As described above, this AMEL display driving method can effectively suppress the influence of the threshold voltage shift of the thin film transistor, thereby stabilizing the luminance and improving the display quality. In the above embodiment, an N-type transistor is used as the transistor Tb as an example. However, the use of N-type transistors is not a limitation of the present invention. Figure 4
As shown in the figure, when a P-type transistor Tb is used, P
The source electrode of the -type transistor Tb is grounded, and the drain electrode is connected to a direct current (DC) power supply _VDD via an O-LED. The AMEL display driving method of the present invention can be applied to an AMEL display using P-type transistors.

Although the present invention has been described with reference to preferred embodiments, it will be understood that the present invention is not so limited.

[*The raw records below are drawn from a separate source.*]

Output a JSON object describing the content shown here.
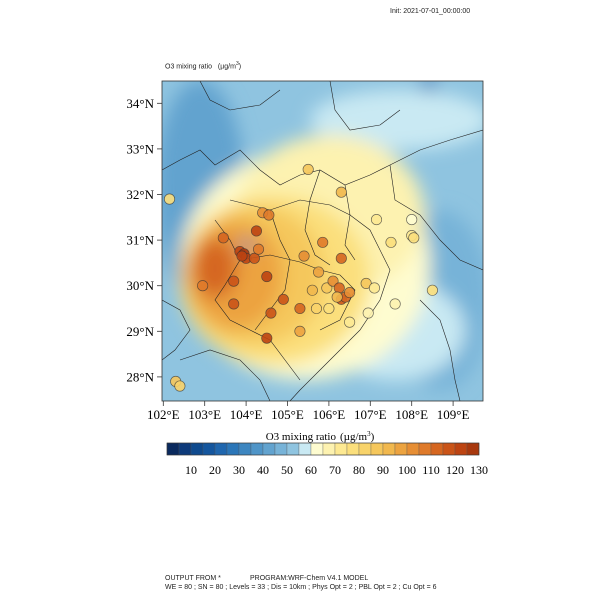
{
  "header": {
    "init": "Init: 2021-07-01_00:00:00",
    "field_title": "O3 mixing ratio",
    "field_units": "(µg/m",
    "field_units_sup": "3",
    "field_units_close": ")"
  },
  "map": {
    "lon_ticks": [
      "102°E",
      "103°E",
      "104°E",
      "105°E",
      "106°E",
      "107°E",
      "108°E",
      "109°E"
    ],
    "lat_ticks": [
      "34°N",
      "33°N",
      "32°N",
      "31°N",
      "30°N",
      "29°N",
      "28°N"
    ],
    "lon_range": [
      102,
      109.75
    ],
    "lat_range": [
      27.45,
      34.5
    ],
    "stations": [
      [
        102.15,
        31.9,
        75
      ],
      [
        102.3,
        27.9,
        85
      ],
      [
        102.4,
        27.8,
        80
      ],
      [
        102.95,
        30.0,
        105
      ],
      [
        103.7,
        29.6,
        115
      ],
      [
        103.7,
        30.1,
        115
      ],
      [
        103.45,
        31.05,
        110
      ],
      [
        103.85,
        30.75,
        120
      ],
      [
        103.95,
        30.7,
        125
      ],
      [
        104.0,
        30.6,
        120
      ],
      [
        103.9,
        30.65,
        122
      ],
      [
        104.2,
        30.6,
        115
      ],
      [
        104.3,
        30.8,
        105
      ],
      [
        104.25,
        31.2,
        120
      ],
      [
        104.4,
        31.6,
        100
      ],
      [
        104.55,
        31.55,
        105
      ],
      [
        104.5,
        30.2,
        120
      ],
      [
        104.6,
        29.4,
        115
      ],
      [
        104.5,
        28.85,
        120
      ],
      [
        104.9,
        29.7,
        115
      ],
      [
        105.3,
        29.0,
        95
      ],
      [
        105.3,
        29.5,
        110
      ],
      [
        105.4,
        30.65,
        100
      ],
      [
        105.5,
        32.55,
        85
      ],
      [
        105.6,
        29.9,
        90
      ],
      [
        105.75,
        30.3,
        95
      ],
      [
        105.7,
        29.5,
        80
      ],
      [
        105.85,
        30.95,
        105
      ],
      [
        105.95,
        29.95,
        85
      ],
      [
        106.3,
        32.05,
        90
      ],
      [
        106.3,
        30.6,
        110
      ],
      [
        106.1,
        30.1,
        100
      ],
      [
        106.25,
        29.95,
        110
      ],
      [
        106.3,
        29.7,
        115
      ],
      [
        106.4,
        29.75,
        110
      ],
      [
        106.2,
        29.75,
        90
      ],
      [
        106.5,
        29.85,
        100
      ],
      [
        106.0,
        29.5,
        75
      ],
      [
        106.5,
        29.2,
        70
      ],
      [
        106.9,
        30.05,
        85
      ],
      [
        107.1,
        29.95,
        70
      ],
      [
        106.95,
        29.4,
        65
      ],
      [
        107.15,
        31.45,
        70
      ],
      [
        107.5,
        30.95,
        75
      ],
      [
        107.6,
        29.6,
        65
      ],
      [
        108.0,
        31.45,
        60
      ],
      [
        108.0,
        31.1,
        70
      ],
      [
        108.05,
        31.05,
        75
      ],
      [
        108.5,
        29.9,
        75
      ]
    ]
  },
  "colorbar": {
    "title": "O3 mixing ratio",
    "units": "(µg/m",
    "units_sup": "3",
    "units_close": ")",
    "tick_labels": [
      "10",
      "20",
      "30",
      "40",
      "50",
      "60",
      "70",
      "80",
      "90",
      "100",
      "110",
      "120",
      "130"
    ],
    "colors": [
      "#0a2a5e",
      "#0d3a7a",
      "#0f4a8e",
      "#14569e",
      "#1f66ae",
      "#2b76b8",
      "#3d86c0",
      "#4f95c8",
      "#62a3cf",
      "#77b3d8",
      "#8fc4e0",
      "#c9e9f3",
      "#fefcd0",
      "#fdf2b0",
      "#fde992",
      "#fbdf7c",
      "#f8d36a",
      "#f5c75c",
      "#f1b84e",
      "#eca340",
      "#e68e34",
      "#df7a2a",
      "#d56620",
      "#ca5418",
      "#bd4412",
      "#a8380e"
    ]
  },
  "footer": {
    "line1_a": "OUTPUT FROM *",
    "line1_b": "PROGRAM:WRF-Chem V4.1 MODEL",
    "line2": "WE = 80 ; SN = 80 ; Levels = 33 ; Dis = 10km ; Phys Opt = 2 ; PBL Opt = 2 ; Cu Opt = 6"
  }
}
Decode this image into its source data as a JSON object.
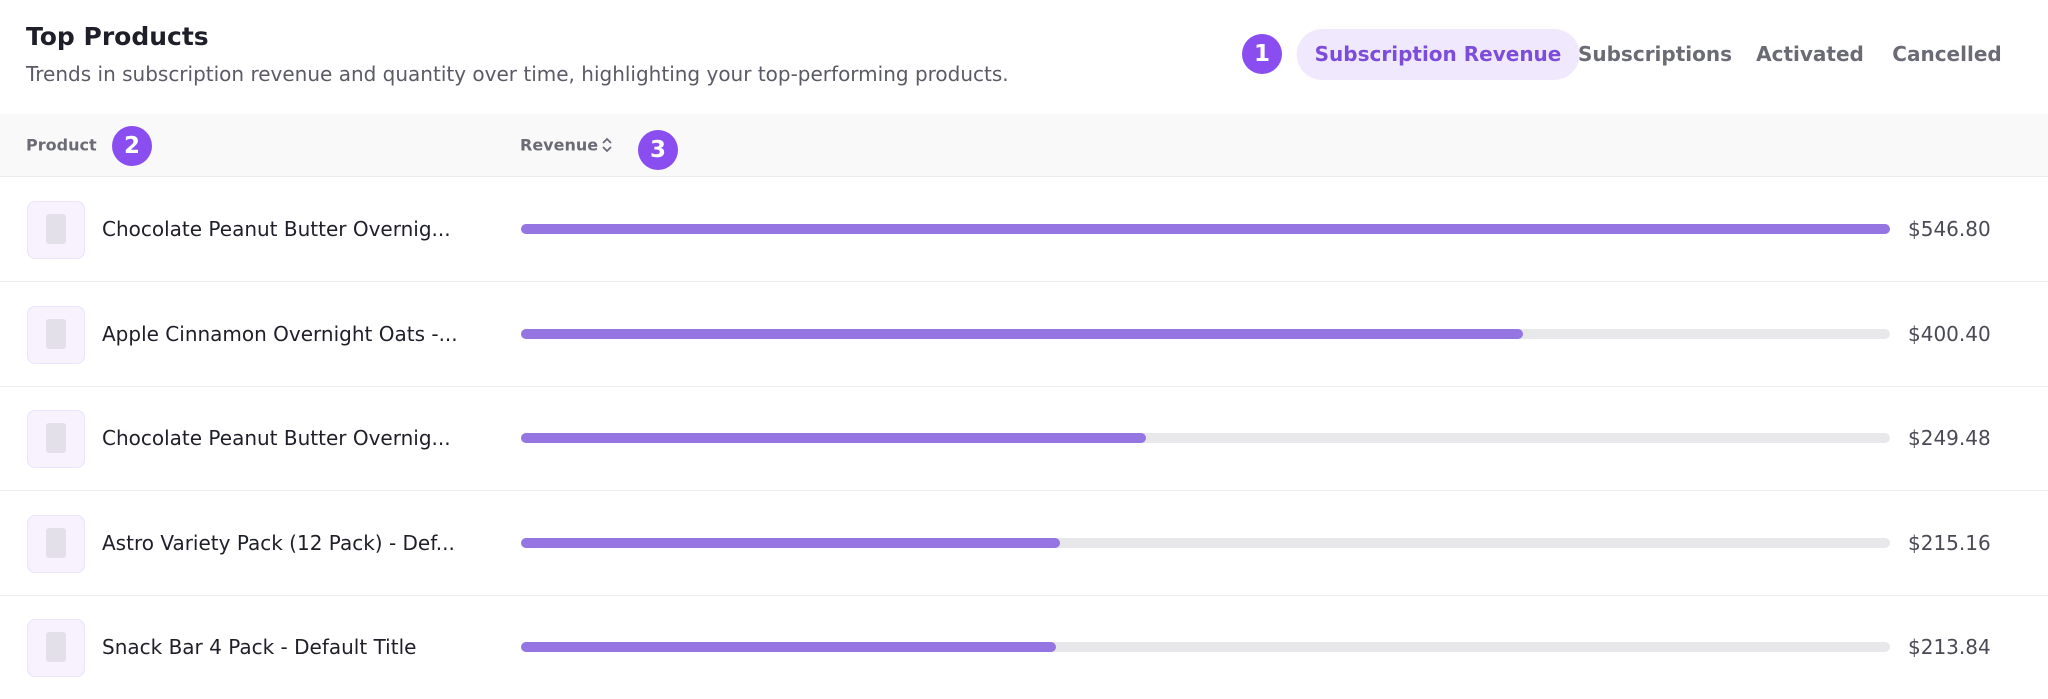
{
  "header": {
    "title": "Top Products",
    "subtitle": "Trends in subscription revenue and quantity over time, highlighting your top-performing products."
  },
  "tabs": [
    "Subscription Revenue",
    "Subscriptions",
    "Activated",
    "Cancelled"
  ],
  "badges": [
    "1",
    "2",
    "3"
  ],
  "table": {
    "columns": [
      "Product",
      "Revenue"
    ],
    "rows": [
      {
        "product": "Chocolate Peanut Butter Overnig...",
        "revenue": 546.8,
        "revenue_label": "$546.80"
      },
      {
        "product": "Apple Cinnamon Overnight Oats -...",
        "revenue": 400.4,
        "revenue_label": "$400.40"
      },
      {
        "product": "Chocolate Peanut Butter Overnig...",
        "revenue": 249.48,
        "revenue_label": "$249.48"
      },
      {
        "product": "Astro Variety Pack (12 Pack) - Def...",
        "revenue": 215.16,
        "revenue_label": "$215.16"
      },
      {
        "product": "Snack Bar 4 Pack - Default Title",
        "revenue": 213.84,
        "revenue_label": "$213.84"
      }
    ]
  }
}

Rather, it is intended to cover various modifications and similar constructions and procedures, and therefore, the claims should be interpreted in the broadest sense to cover all such modifications and similar constructions and procedures.

[Brief description of the drawings]

FIG. 1 is a circuit diagram showing a conventional pixel array of O-LEDs of an AMEL display.

FIG. 2 is a waveform diagram showing a conventional waveform for driving the circuit shown in FIG.

FIG. 3 is a waveform diagram showing an AMEL display driving waveform according to a preferred embodiment of the present invention.

FIG. 4 is a circuit diagram showing a pixel in which a P-type transistor is formed.

──────────────────────────────────────────────────続 き Continued on the front page (51) Int.Cl. ⁷ Identification symbol FI Theme coat ゛ (Reference) G09G 3/20 642 G09G 3/20 642C

Claims (6)

[Claims] 1. A method for driving an active matrix electroluminescent (AMEL) display, wherein the AMEL display includes M scanning lines, N data lines, and Mx lines.
Comprising N pixels, wherein MxN pixels can display a video signal consisting of a plurality of consecutive frames, one frame time interval is required to display one frame, and the frame The time interval includes at least a first subinterval and a second subinterval, and MxN pixels are pixels (p, q) where p is a positive integer equal to or less than M and q is a positive integer equal to or less than N. The pixel (p, q) is coupled to a first transistor having a source / drain electrode coupled to the q-th data line, a gate electrode coupled to the p-th scan line, and a first transistor; When the first pulse is applied to the p-th scanning line, the first transistor is turned on and q-
Sending a data signal to the gate electrode of the second transistor via the second data line, wherein the data signal is adapted to determine the operation of the second transistor; and a second transistor coupled to the gate electrode of the second transistor. Coupled to the capacitor and the source / drain electrode of the second transistor,
An organic light emitting diode that emits light when the second transistor operates and whose brightness corresponds to the level of the data signal
(O-LED) and a method for driving an AMEL display comprising: applying a first pulse to a scan line sequentially during a first sub-interval, and applying a corresponding data signal to the data line; Applying a second pulse to the scan line sequentially to turn on the first transistor, and applying an inhibit signal to the data line to turn off the corresponding second transistor. 2. The driving method according to claim 1, wherein said first transistor is a thin film transistor. 3. The driving method according to claim 1, wherein said second transistor is a thin film transistor. 4. The driving method according to claim 1, wherein said second transistor is an N-type transistor. 5. The driving method according to claim 1, wherein said second transistor is a P-type transistor. 6. The driving method according to claim 1, wherein the suppression signal has a constant signal level.